From 1873 to 1876, county district courts recorded some birth records. County clerks were required to record deaths and births beginning in 1903, but the law wasn’t fully complied with right away. Some births were recorded by justices of the peace. Also, many large cities had their own vital records offices to record vital statistics.
The Texas Department of Vital Records has copies of birth and death records that occurred after mandatory recording began, which was in 1903. The Texas State Library has also created statewide vital record indexes on microfilm. Many genealogical libraries across the state have copies of those records on file. Births from 1903 to 1976 are included in that index. They are arranged in alphabetical order and according to year. The death index is also arranged in alphabetical order, but in sections of time spanning multiple years. Those sections are:
- 1903 to 1940
- 1940 to 1945
- 1946 to 1955
Records from 1956 to 1973 are alphabetized according to each individual year. The Texas State Library can search records for a specific name. However, the researcher will have to pay a fee, and may have to request records in writing. County or municipal offices may hold records that cannot be found within state files. Researchers can also make use of online indexes of Texas death records at www.ancestry.com, which cover the years of 1964 through 1998.
In some cases, the county court may have received records of delayed birth registrations. Those records were eventually passed on to the State Bureau of Vital Statistics. Indexes for delayed birth records have since been created on microfilm. They include some records for those who wanted to register for Social Security in Texas, but were actually born elsewhere. In 1959, delayed birth registrations with the State Bureau of Vital Statistics were stopped.
Marriage records were not always recorded prior to 1836. However, the Roman Catholic Church may hold some earlier records. Each church generally has marriage records dating back to when the church was organized. Those records were then given to the county clerk in the appropriate county.

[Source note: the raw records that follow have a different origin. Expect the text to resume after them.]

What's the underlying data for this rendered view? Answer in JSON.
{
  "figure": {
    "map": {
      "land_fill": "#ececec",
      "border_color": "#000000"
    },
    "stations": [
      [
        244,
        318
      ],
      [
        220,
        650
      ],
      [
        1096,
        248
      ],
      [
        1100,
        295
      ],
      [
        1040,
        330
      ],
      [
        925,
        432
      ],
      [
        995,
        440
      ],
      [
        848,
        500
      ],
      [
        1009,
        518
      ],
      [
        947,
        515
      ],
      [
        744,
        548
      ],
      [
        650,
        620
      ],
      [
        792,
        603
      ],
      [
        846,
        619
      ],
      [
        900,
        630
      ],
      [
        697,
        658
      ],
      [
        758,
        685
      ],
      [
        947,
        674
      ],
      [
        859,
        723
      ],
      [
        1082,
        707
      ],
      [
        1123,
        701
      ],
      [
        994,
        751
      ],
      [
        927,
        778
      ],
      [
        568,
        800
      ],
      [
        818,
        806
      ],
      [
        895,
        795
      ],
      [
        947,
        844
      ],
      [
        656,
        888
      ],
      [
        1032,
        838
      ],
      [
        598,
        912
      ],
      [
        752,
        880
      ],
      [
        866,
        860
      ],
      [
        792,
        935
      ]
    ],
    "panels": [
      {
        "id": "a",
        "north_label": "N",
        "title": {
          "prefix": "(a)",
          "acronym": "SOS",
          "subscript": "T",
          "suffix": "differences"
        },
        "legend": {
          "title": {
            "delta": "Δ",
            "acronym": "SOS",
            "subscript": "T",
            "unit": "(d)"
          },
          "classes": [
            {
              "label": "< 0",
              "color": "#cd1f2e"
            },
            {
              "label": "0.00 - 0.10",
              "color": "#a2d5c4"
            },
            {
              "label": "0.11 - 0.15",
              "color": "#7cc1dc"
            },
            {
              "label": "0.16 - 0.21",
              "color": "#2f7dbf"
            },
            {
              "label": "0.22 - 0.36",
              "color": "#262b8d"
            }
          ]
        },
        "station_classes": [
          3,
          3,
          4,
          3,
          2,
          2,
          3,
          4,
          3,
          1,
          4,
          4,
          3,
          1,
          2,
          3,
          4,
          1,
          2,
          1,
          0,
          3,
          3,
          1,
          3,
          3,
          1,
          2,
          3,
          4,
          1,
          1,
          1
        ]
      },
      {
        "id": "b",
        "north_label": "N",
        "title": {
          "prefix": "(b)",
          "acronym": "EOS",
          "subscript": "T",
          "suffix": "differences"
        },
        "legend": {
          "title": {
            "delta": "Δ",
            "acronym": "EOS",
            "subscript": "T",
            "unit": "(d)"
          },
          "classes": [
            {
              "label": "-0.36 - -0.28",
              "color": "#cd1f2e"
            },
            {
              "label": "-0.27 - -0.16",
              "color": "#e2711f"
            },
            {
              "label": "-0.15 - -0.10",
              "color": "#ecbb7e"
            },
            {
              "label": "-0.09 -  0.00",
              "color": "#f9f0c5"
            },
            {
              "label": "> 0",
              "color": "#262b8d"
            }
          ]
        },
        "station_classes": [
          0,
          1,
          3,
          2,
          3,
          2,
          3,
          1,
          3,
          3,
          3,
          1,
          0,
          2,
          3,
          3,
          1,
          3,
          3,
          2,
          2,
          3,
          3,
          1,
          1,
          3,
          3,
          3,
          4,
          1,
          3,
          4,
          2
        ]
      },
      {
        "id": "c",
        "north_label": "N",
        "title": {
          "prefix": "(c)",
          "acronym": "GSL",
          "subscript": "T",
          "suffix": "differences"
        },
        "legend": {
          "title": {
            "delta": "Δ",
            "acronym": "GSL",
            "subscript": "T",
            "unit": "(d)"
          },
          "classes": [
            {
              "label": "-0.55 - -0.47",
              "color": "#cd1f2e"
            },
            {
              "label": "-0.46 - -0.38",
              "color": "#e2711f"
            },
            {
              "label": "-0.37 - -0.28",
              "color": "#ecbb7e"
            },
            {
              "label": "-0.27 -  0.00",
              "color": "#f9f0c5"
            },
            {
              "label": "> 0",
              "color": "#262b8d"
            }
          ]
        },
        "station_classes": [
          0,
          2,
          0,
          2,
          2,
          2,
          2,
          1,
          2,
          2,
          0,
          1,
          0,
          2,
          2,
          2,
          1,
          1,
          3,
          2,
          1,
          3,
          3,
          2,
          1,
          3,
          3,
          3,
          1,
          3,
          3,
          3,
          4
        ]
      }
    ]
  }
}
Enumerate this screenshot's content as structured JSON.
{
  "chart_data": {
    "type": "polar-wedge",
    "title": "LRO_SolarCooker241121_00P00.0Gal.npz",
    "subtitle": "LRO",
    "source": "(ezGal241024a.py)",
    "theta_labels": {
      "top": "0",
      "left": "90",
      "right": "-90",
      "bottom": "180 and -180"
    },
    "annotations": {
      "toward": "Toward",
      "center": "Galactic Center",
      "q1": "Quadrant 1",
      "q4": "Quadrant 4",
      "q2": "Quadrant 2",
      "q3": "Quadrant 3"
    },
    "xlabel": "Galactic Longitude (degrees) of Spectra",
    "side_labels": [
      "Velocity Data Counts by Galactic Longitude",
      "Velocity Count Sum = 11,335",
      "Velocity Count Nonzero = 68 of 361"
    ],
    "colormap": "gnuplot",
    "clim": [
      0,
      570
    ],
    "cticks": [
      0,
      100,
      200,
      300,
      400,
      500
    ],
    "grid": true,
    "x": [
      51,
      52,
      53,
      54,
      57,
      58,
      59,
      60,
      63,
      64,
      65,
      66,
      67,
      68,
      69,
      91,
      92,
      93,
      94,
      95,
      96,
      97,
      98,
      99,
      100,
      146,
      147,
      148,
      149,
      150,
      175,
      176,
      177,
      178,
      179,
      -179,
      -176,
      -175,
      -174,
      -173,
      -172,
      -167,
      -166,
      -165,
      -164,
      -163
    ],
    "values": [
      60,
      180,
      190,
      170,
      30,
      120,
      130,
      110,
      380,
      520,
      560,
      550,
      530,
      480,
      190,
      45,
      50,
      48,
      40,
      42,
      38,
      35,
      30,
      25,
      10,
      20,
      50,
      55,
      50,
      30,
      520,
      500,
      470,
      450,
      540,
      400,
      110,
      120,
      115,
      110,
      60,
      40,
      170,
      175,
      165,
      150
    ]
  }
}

Marriages were not required to be recorded at the state level in Texas until 1966. Certified copies of records from 1966 onward can not be obtained at the state office. Researchers should note that African American marriage records may be separate.
Many Texas marriage records have been compiled by the Daughters of the American Revolution (DAR). The Family History Library (FHL) in Salt Lake City, Utah and the DAR Library in Washington D.C. each have copies of those records available on microfilm. County Pages can indicate which vital records can be found in county and municipal offices.
The Bureau of Vital Statistics has recorded divorce records ever since January of 1968. However, they do not offer certified copies of those records. Each clerk of the district court holds divorce records for that district. It took special acts of Congress to grant divorces when Texas was a republic. However, district courts generally granted divorces beginning in 1841. There were certain exceptions, but only until the area gained its statehood, at which point district courts obtained full jurisdiction over divorce cases.